Das am 25. März 1957 unterzeichnete und Anfang des folgenden Jahres in Kraft getretene Abkommen band denn sechs der mit der EWG assoziierten Staaten – vordergründig die Überseegebiete Frankreichs, Belgiens, Italiens und der Niederlande – vertraglich fest mit dem „Ziel, die wirtschaftliche und soziale Entwicklung der Länder und Hoheitsgebiete zu fördern und enge Wirtschaftsbeziehungen zwischen ihnen und der gesamten Gemeinschaft herzustellen“.
Zusammenfassung der Kapitel
1 EINLEITUNG: Darstellung der globalen Schwierigkeiten für Entwicklungsländer und Einführung in die historische sowie intentionale Entwicklung der europäischen Entwicklungspolitik.
2 DIE VORLÄUFER DER LOMÉ-ABKOMMEN: Überblick über die Geschichte der EWG-AKP-Beziehungen, beginnend bei den Römischen Verträgen bis hin zu den Vorbereitungen auf die Lomé-Verträge.
3 DIE LOMÉ-ABKOMMEN I BIS III: Analyse der ersten drei Abkommensgenerationen, ihrer spezifischen Förderinstrumente wie STABEX und SYSMIN sowie der auftretenden Probleme in den Handelsbeziehungen.
4 DAS VIERTE LOMÉ-ABKOMMEN: Untersuchung der Vereinbarungen des vierten Abkommens, der Politisierung der Hilfe durch Demokratieforderungen und der strukturellen Anpassungsprobleme.
5 PERSPEKTIVEN FÜR EIN LOMÉ V?: Kritische Reflexion darüber, ob das Lomé-Modell zukunftsfähig ist oder grundlegende Reformen sowie eine neue Ausrichtung der Entwicklungshilfe erforderlich sind.
Schlüsselwörter
Europäische Union, Lomé-Abkommen, AKP-Staaten, Entwicklungshilfe, Globalisierung, Zollpräferenzen, Handelsbeziehungen, STABEX, SYSMIN, Strukturanpassung, Konditionalität, Wirtschaftsbeziehungen, Rohstoffmärkte, Nachhaltigkeit, Nord-Süd-Verhältnis
Häufig gestellte Fragen
Worum geht es in dieser Arbeit grundsätzlich?
Die Arbeit analysiert die Entwicklung der europäischen Entwicklungshilfepolitik gegenüber den AKP-Staaten (Afrika, Karibik, Pazifik) anhand der Lomé-Abkommen.
Was sind die zentralen Themenfelder?
Zu den Schwerpunkten zählen die historischen Hintergründe der Assoziierungsabkommen, die Handelsmechanismen der EU, die wirtschaftliche Lage der betroffenen Länder und die Effektivität der eingesetzten Förderinstrumente.
Was ist das primäre Ziel der Untersuchung?

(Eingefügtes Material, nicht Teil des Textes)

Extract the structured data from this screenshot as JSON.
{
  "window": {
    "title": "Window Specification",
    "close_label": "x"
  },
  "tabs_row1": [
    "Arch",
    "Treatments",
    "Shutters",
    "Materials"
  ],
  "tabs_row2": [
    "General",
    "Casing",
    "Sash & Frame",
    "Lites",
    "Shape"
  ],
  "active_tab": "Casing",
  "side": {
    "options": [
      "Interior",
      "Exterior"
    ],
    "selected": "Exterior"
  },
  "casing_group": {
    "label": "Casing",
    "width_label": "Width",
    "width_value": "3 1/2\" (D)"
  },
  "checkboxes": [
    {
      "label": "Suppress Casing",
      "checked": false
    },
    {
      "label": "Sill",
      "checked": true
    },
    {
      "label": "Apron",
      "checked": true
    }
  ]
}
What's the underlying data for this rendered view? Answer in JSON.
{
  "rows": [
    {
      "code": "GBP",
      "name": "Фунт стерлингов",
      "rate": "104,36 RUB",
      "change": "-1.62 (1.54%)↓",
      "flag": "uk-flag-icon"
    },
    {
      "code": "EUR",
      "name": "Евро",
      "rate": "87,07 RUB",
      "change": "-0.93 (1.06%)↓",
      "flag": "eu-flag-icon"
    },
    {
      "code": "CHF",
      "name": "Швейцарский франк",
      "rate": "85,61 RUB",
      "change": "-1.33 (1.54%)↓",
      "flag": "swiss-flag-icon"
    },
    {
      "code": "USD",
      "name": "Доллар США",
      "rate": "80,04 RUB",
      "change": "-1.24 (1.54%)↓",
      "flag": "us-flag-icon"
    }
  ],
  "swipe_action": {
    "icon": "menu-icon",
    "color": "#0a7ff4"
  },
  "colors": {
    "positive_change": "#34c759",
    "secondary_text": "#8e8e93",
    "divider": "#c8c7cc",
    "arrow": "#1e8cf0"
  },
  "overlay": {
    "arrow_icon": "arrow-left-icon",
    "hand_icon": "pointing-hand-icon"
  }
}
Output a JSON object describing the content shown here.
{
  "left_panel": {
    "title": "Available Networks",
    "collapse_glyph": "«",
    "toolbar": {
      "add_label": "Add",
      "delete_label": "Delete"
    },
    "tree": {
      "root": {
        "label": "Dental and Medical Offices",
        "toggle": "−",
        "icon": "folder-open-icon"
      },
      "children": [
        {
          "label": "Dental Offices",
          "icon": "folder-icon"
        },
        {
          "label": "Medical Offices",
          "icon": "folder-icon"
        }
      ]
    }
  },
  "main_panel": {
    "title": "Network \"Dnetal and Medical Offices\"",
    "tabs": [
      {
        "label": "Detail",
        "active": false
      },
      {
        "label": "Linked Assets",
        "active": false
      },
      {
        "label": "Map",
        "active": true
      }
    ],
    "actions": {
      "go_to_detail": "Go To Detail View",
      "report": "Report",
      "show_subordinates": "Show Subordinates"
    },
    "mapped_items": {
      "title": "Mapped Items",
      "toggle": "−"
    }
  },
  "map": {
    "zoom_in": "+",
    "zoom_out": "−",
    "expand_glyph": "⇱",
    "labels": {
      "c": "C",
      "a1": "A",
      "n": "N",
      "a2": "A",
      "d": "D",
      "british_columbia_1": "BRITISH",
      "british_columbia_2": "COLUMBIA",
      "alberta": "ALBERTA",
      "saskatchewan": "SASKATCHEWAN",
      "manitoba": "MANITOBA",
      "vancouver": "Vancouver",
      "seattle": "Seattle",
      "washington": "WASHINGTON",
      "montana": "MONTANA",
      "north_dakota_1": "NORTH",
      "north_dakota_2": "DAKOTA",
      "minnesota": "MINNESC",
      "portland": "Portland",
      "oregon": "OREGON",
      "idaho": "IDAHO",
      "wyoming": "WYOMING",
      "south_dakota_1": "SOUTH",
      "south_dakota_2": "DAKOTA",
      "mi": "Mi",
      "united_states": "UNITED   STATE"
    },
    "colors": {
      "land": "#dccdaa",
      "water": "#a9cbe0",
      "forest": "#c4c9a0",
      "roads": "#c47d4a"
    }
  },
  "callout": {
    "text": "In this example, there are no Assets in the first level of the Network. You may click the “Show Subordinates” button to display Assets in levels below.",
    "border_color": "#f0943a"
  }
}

Ziel ist es, die Folgen der europäischen Entwicklungshilfepolitik für die betroffenen Länder zu beleuchten, insbesondere hinsichtlich der Frage, ob diese Hilfe die angestrebte wirtschaftliche und soziale Entwicklung tatsächlich fördert.

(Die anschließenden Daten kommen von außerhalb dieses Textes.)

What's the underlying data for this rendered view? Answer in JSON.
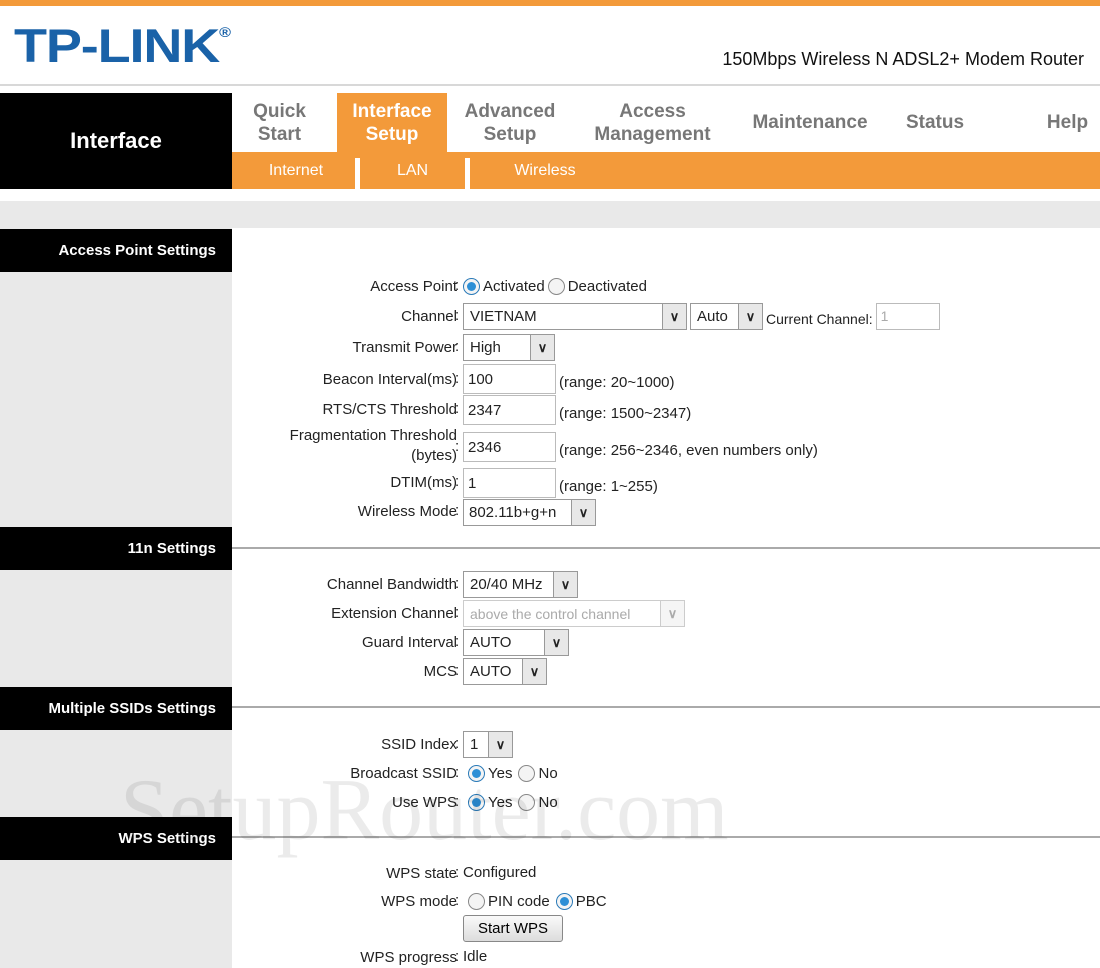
{
  "header": {
    "logo": "TP-LINK",
    "logo_mark": "®",
    "subtitle": "150Mbps Wireless N ADSL2+ Modem Router",
    "section": "Interface"
  },
  "nav": {
    "tabs": [
      "Quick Start",
      "Interface Setup",
      "Advanced Setup",
      "Access Management",
      "Maintenance",
      "Status",
      "Help"
    ],
    "active": "Interface Setup",
    "subtabs": [
      "Internet",
      "LAN",
      "Wireless"
    ]
  },
  "sections": {
    "ap": "Access Point Settings",
    "n11": "11n Settings",
    "mssid": "Multiple SSIDs Settings",
    "wps": "WPS Settings"
  },
  "ap": {
    "access_point": {
      "label": "Access Point",
      "opt1": "Activated",
      "opt2": "Deactivated",
      "selected": "Activated"
    },
    "channel": {
      "label": "Channel",
      "country": "VIETNAM",
      "channel": "Auto",
      "current_label": "Current Channel:",
      "current_value": "1"
    },
    "transmit_power": {
      "label": "Transmit Power",
      "value": "High"
    },
    "beacon": {
      "label": "Beacon Interval(ms)",
      "value": "100",
      "range": "(range: 20~1000)"
    },
    "rts": {
      "label": "RTS/CTS Threshold",
      "value": "2347",
      "range": "(range: 1500~2347)"
    },
    "frag": {
      "label1": "Fragmentation Threshold",
      "label2": "(bytes)",
      "value": "2346",
      "range": "(range: 256~2346, even numbers only)"
    },
    "dtim": {
      "label": "DTIM(ms)",
      "value": "1",
      "range": "(range: 1~255)"
    },
    "mode": {
      "label": "Wireless Mode",
      "value": "802.11b+g+n"
    }
  },
  "n11": {
    "bandwidth": {
      "label": "Channel Bandwidth",
      "value": "20/40 MHz"
    },
    "extension": {
      "label": "Extension Channel",
      "value": "above the control channel"
    },
    "guard": {
      "label": "Guard Interval",
      "value": "AUTO"
    },
    "mcs": {
      "label": "MCS",
      "value": "AUTO"
    }
  },
  "mssid": {
    "index": {
      "label": "SSID Index",
      "value": "1"
    },
    "broadcast": {
      "label": "Broadcast SSID",
      "yes": "Yes",
      "no": "No",
      "selected": "Yes"
    },
    "usewps": {
      "label": "Use WPS",
      "yes": "Yes",
      "no": "No",
      "selected": "Yes"
    }
  },
  "wps": {
    "state": {
      "label": "WPS state",
      "value": "Configured"
    },
    "mode": {
      "label": "WPS mode",
      "opt1": "PIN code",
      "opt2": "PBC",
      "selected": "PBC"
    },
    "start": "Start WPS",
    "progress": {
      "label": "WPS progress",
      "value": "Idle"
    }
  },
  "watermark": "SetupRouter.com"
}
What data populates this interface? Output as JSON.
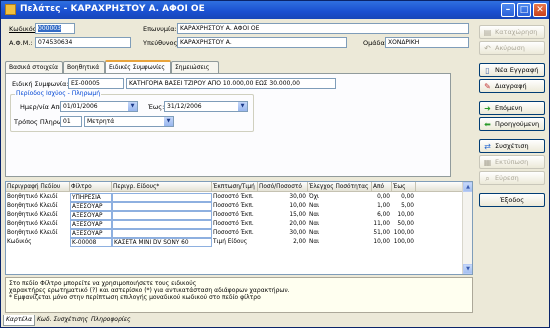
{
  "window": {
    "title": "Πελάτες - ΚΑΡΑΧΡΗΣΤΟΥ Α. ΑΦΟΙ ΟΕ"
  },
  "header": {
    "code_label": "Κωδικός:",
    "code_value": "000003",
    "name_label": "Επωνυμία:",
    "name_value": "ΚΑΡΑΧΡΗΣΤΟΥ Α. ΑΦΟΙ ΟΕ",
    "afm_label": "Α.Φ.Μ.:",
    "afm_value": "074530634",
    "resp_label": "Υπεύθυνος:",
    "resp_value": "ΚΑΡΑΧΡΗΣΤΟΥ Α.",
    "group_label": "Ομάδα:",
    "group_value": "ΧΟΝΔΡΙΚΗ"
  },
  "tabs": [
    "Βασικά στοιχεία",
    "Βοηθητικά",
    "Ειδικές Συμφωνίες",
    "Σημειώσεις"
  ],
  "agreement": {
    "code_label": "Ειδική Συμφωνία:",
    "code_value": "ΕΣ-00005",
    "desc_value": "ΚΑΤΗΓΟΡΙΑ ΒΑΣΕΙ ΤΖΙΡΟΥ ΑΠΟ 10.000,00 ΕΩΣ 30.000,00",
    "period_group": "Περίοδος Ισχύος - Πληρωμή",
    "from_label": "Ημερ/νία Από:",
    "from_value": "01/01/2006",
    "to_label": "Έως:",
    "to_value": "31/12/2006",
    "payment_label": "Τρόπος Πληρωμής:",
    "payment_code": "01",
    "payment_value": "Μετρητά"
  },
  "grid": {
    "headers": [
      "Περιγραφή Πεδίου",
      "Φίλτρο",
      "Περιγρ. Είδους*",
      "Έκπτωση/Τιμή",
      "Ποσό/Ποσοστό",
      "Έλεγχος Ποσότητας",
      "Από",
      "Έως"
    ],
    "rows": [
      [
        "Βοηθητικό Κλειδί",
        "ΥΠΗΡΕΣΙΑ",
        "",
        "Ποσοστό Έκπ.",
        "30,00",
        "Όχι",
        "0,00",
        "0,00"
      ],
      [
        "Βοηθητικό Κλειδί",
        "ΑΞΕΣΟΥΑΡ",
        "",
        "Ποσοστό Έκπ.",
        "10,00",
        "Ναι",
        "1,00",
        "5,00"
      ],
      [
        "Βοηθητικό Κλειδί",
        "ΑΞΕΣΟΥΑΡ",
        "",
        "Ποσοστό Έκπ.",
        "15,00",
        "Ναι",
        "6,00",
        "10,00"
      ],
      [
        "Βοηθητικό Κλειδί",
        "ΑΞΕΣΟΥΑΡ",
        "",
        "Ποσοστό Έκπ.",
        "20,00",
        "Ναι",
        "11,00",
        "50,00"
      ],
      [
        "Βοηθητικό Κλειδί",
        "ΑΞΕΣΟΥΑΡ",
        "",
        "Ποσοστό Έκπ.",
        "30,00",
        "Ναι",
        "51,00",
        "100,00"
      ],
      [
        "Κωδικός",
        "Κ-00008",
        "ΚΑΣΕΤΑ MINI DV SONY 60",
        "Τιμή Είδους",
        "2,00",
        "Ναι",
        "10,00",
        "100,00"
      ]
    ]
  },
  "note": {
    "line1": "Στο πεδίο Φίλτρο μπορείτε να χρησιμοποιήσετε τους ειδικούς",
    "line2": "χαρακτήρες ερωτηματικό (?) και αστερίσκο (*) για αντικατάσταση αδιάφορων χαρακτήρων.",
    "line3": "* Εμφανίζεται μόνο στην περίπτωση επιλογής μοναδικού κωδικού στο πεδίο φίλτρο"
  },
  "bottom_tabs": [
    "Καρτέλα",
    "Κωδ. Συσχέτισης",
    "Πληροφορίες"
  ],
  "buttons": {
    "save": "Καταχώρηση",
    "cancel": "Ακύρωση",
    "new": "Νέα Εγγραφή",
    "delete": "Διαγραφή",
    "next": "Επόμενη",
    "previous": "Προηγούμενη",
    "related": "Συσχέτιση",
    "print": "Εκτύπωση",
    "search": "Εύρεση",
    "exit": "Έξοδος"
  },
  "colors": {
    "titlebar": "#1a4fd0",
    "selection": "#316ac5",
    "group_title": "#0046d5"
  }
}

Welche wissenschaftliche Methode wird verwendet?
Die Arbeit basiert auf einer historischen und intentionalen Analyse der Hintergründe und Vereinbarungen der Lomé-Verträge unter Einbeziehung zahlreicher Literaturquellen zum Thema.
Was wird im Hauptteil der Arbeit behandelt?

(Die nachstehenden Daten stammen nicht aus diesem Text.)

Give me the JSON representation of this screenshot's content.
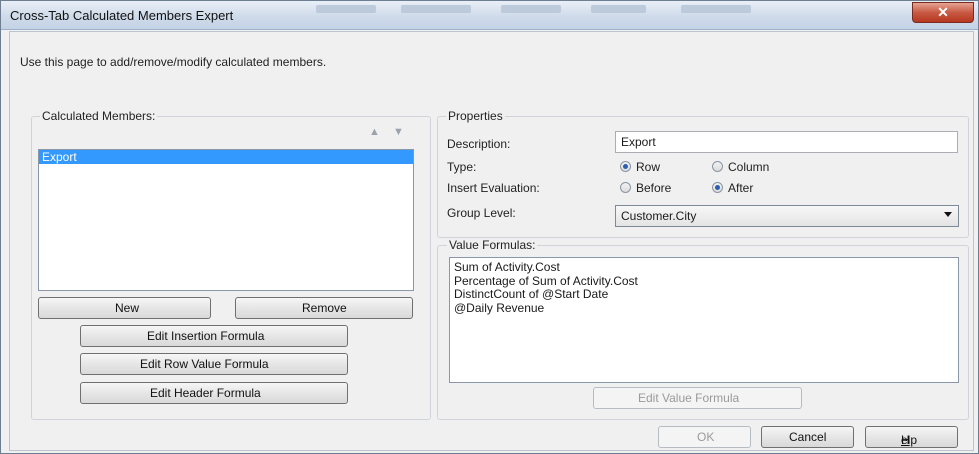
{
  "window": {
    "title": "Cross-Tab Calculated Members Expert",
    "close_glyph": "✕"
  },
  "intro_text": "Use this page to add/remove/modify calculated members.",
  "calculated_members": {
    "label": "Calculated Members:",
    "items": [
      {
        "label": "Export",
        "selected": true
      }
    ],
    "up_icon": "arrow-up-icon",
    "down_icon": "arrow-down-icon",
    "new_label": "New",
    "remove_label": "Remove",
    "edit_insertion_label": "Edit Insertion Formula",
    "edit_row_value_label": "Edit Row Value Formula",
    "edit_header_label": "Edit Header Formula"
  },
  "properties": {
    "label": "Properties",
    "description_label": "Description:",
    "description_value": "Export",
    "type_label": "Type:",
    "type_options": [
      {
        "label": "Row",
        "checked": true
      },
      {
        "label": "Column",
        "checked": false
      }
    ],
    "insert_label": "Insert Evaluation:",
    "insert_options": [
      {
        "label": "Before",
        "checked": false
      },
      {
        "label": "After",
        "checked": true
      }
    ],
    "group_level_label": "Group Level:",
    "group_level_value": "Customer.City"
  },
  "value_formulas": {
    "label": "Value Formulas:",
    "items": [
      "Sum of Activity.Cost",
      "Percentage of Sum of Activity.Cost",
      "DistinctCount of @Start Date",
      "@Daily Revenue"
    ],
    "edit_label": "Edit Value Formula"
  },
  "footer": {
    "ok_label": "OK",
    "cancel_label": "Cancel",
    "help_label_u": "H",
    "help_label_rest": "elp"
  },
  "colors": {
    "selection": "#3399ff",
    "window_bg": "#f0f0f0",
    "close_button": "#c75a44"
  }
}
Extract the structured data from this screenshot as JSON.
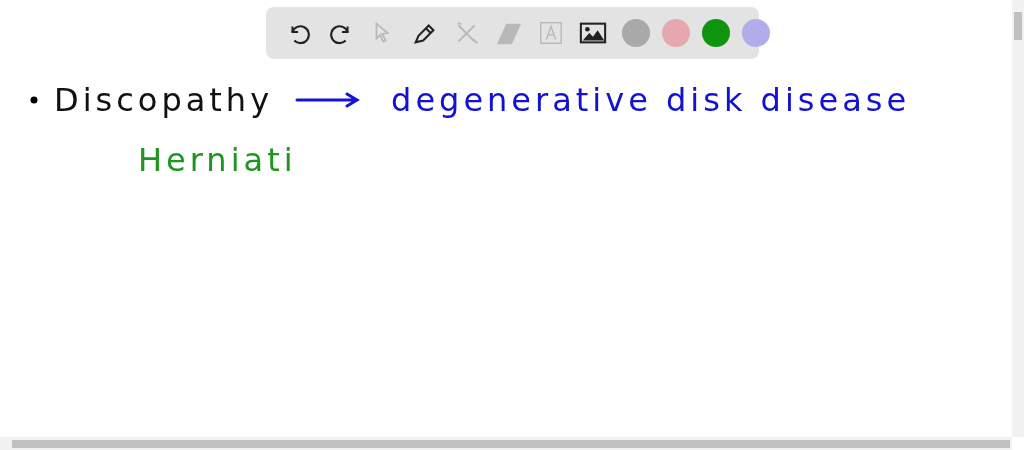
{
  "toolbar": {
    "tools": [
      {
        "kind": "undo",
        "disabled": false
      },
      {
        "kind": "redo",
        "disabled": false
      },
      {
        "kind": "pointer",
        "disabled": true
      },
      {
        "kind": "pen",
        "disabled": false
      },
      {
        "kind": "tools",
        "disabled": true
      },
      {
        "kind": "eraser",
        "disabled": true
      },
      {
        "kind": "text",
        "disabled": true
      },
      {
        "kind": "image",
        "disabled": false
      }
    ],
    "colors": [
      {
        "color": "#a9a9a9"
      },
      {
        "color": "#e6a8b0"
      },
      {
        "color": "#0f9410"
      },
      {
        "color": "#b1acea"
      }
    ]
  },
  "canvas": {
    "lines": [
      {
        "items": [
          {
            "kind": "bullet",
            "color": "#000000"
          },
          {
            "kind": "text",
            "text": "Discopathy",
            "color": "#111111"
          },
          {
            "kind": "arrow",
            "color": "#1414d6"
          },
          {
            "kind": "text",
            "text": "degenerative disk disease",
            "color": "#1212d0"
          }
        ]
      },
      {
        "items": [
          {
            "kind": "text",
            "text": "Herniati",
            "color": "#1e961e"
          }
        ]
      }
    ]
  }
}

Der Hauptteil gliedert sich chronologisch: Er beginnt bei den Vorläufern der Lomé-Abkommen, untersucht die Entwicklung von Lomé I bis III, analysiert das vierte Lomé-Abkommen detailliert und diskutiert abschließend die Zukunftsperspektiven.
Welche Schlüsselwörter charakterisieren die Arbeit?
Zentrale Begriffe sind unter anderem Europäische Union, AKP-Staaten, Lomé-Abkommen, Entwicklungshilfe, Handelsbeziehungen und Strukturanpassung.
Warum ist die „Konditionalität“ bei der Entwicklungshilfe so umstritten?
Sie ist umstritten, da die EU politische Forderungen wie Demokratisierung und Menschenrechte einseitig an die Mittelvergabe knüpft, was von vielen AKP-Staaten als Eingriff in ihre Souveränität empfunden wird.
Was ist das „STABEX“-System?
STABEX ist ein Stabilisierungsfonds für landwirtschaftliche Exportprodukte, der Mindereinnahmen der AKP-Staaten bei Exporterlösen infolge von Preissenkungen auf dem Weltmarkt teilweise ausgleichen soll.